The shell's horizontal position [tex]x[/tex] and vertical position [tex]y[/tex] are given by
[tex]x=v_0\cos55.0^\circ\,t[/tex]
[tex]y=v_0\sin55.0^\circ\,t-\dfrac g2t^2[/tex]
where [tex]v_0[/tex] is the given speed of 1.70 x 10^4 m/s, and [tex]g[/tex] is the acceleration due to gravity (taken here to be 9.80 m/s^2).
To find the horizontal range, you can use the range formula,
[tex]x_{\rm max}=\dfrac{{v_0}^2\sin2\theta}g[/tex]
with [tex]\theta[/tex] being the angle at which the shell is fired.
Alternatively, we can work backwards and deal with part (b) first:
(b) The time spent in the air is the time it takes for the shell to reach the ground.
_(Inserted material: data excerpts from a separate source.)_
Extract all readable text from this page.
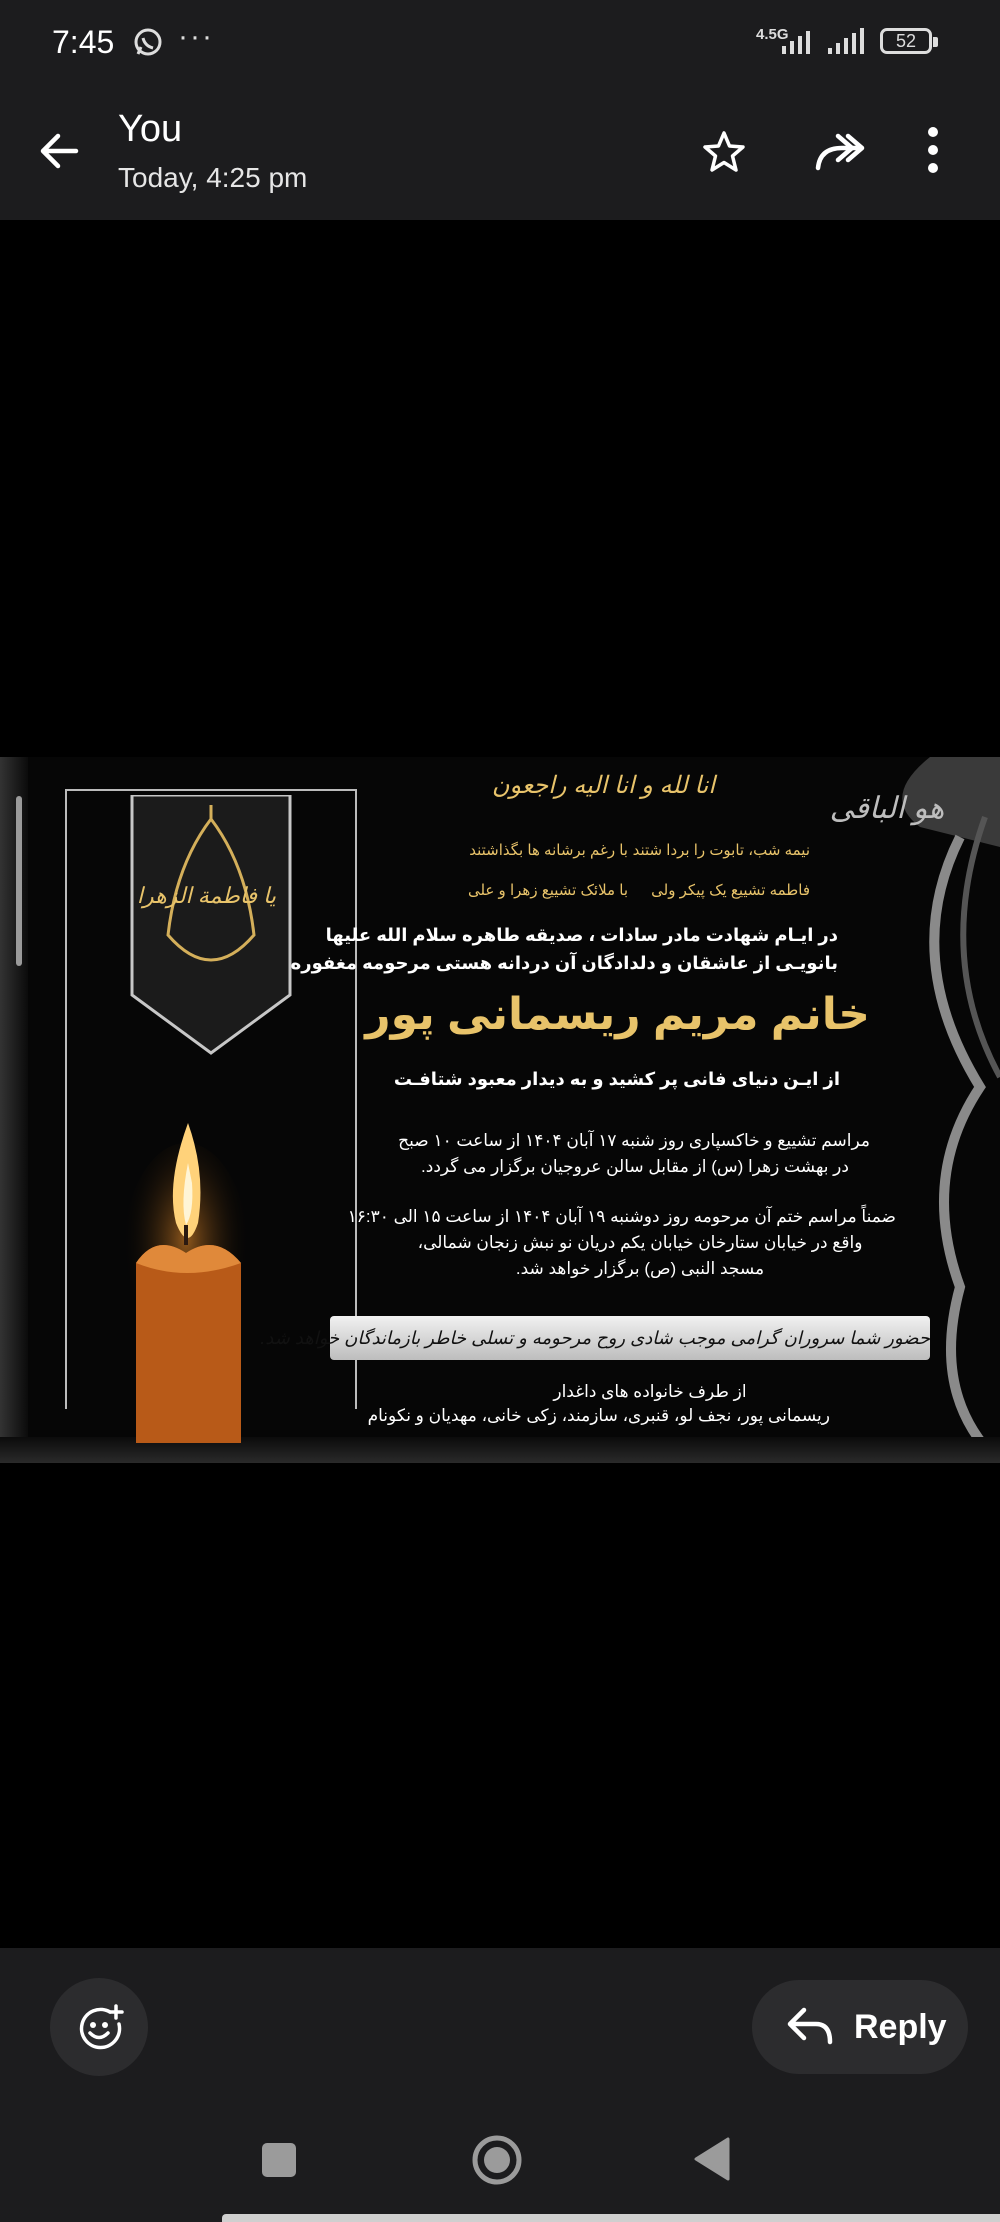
7:45 ···	4.5G	52
You
Today, 4:25 pm
یا فاطمة الزهرا
انا لله و انا الیه راجعون
هو الباقی
نیمه شب، تابوت را بردا شتند
با رغم برشانه ها بگذاشتند
فاطمه تشییع یک پیکر ولی
با ملائک تشییع زهرا و علی
در ایـام شهادت مادر سادات ، صدیقه طاهره سلام الله علیها
بانویـی از عاشقان و دلدادگان آن دردانه هستی مرحومه مغفوره
خانم مریم ریسمانی پور
از ایـن دنیای فانی پر کشید و به دیدار معبود شتافـت
مراسم تشییع و خاکسپاری روز شنبه ۱۷ آبان ۱۴۰۴ از ساعت ۱۰ صبح
در بهشت زهرا (س) از مقابل سالن عروجیان برگزار می گردد.
ضمناً مراسم ختم آن مرحومه روز دوشنبه ۱۹ آبان ۱۴۰۴ از ساعت ۱۵ الی ۱۶:۳۰
واقع در خیابان ستارخان خیابان یکم دریان نو نبش زنجان شمالی،
مسجد النبی (ص) برگزار خواهد شد.
حضور شما سروران گرامی موجب شادی روح مرحومه و تسلی خاطر بازماندگان خواهد شد.
از طرف خانواده های داغدار
ریسمانی پور، نجف لو، قنبری، سازمند، زکی خانی، مهدیان و نکونام
Reply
To find that, you solve for [tex]t[/tex] in [tex]y=0[/tex]:
[tex]v_0\sin55.0^\circ\,t-\dfrac g2t^2=0\implies t\approx284\,\rm s[/tex]
(a) After this time, the shell will have traveled horizontally
[tex]x=v_0\cos55.0^\circ(284\,\rm s)\approx2.77\times10^5\,\rm m[/tex]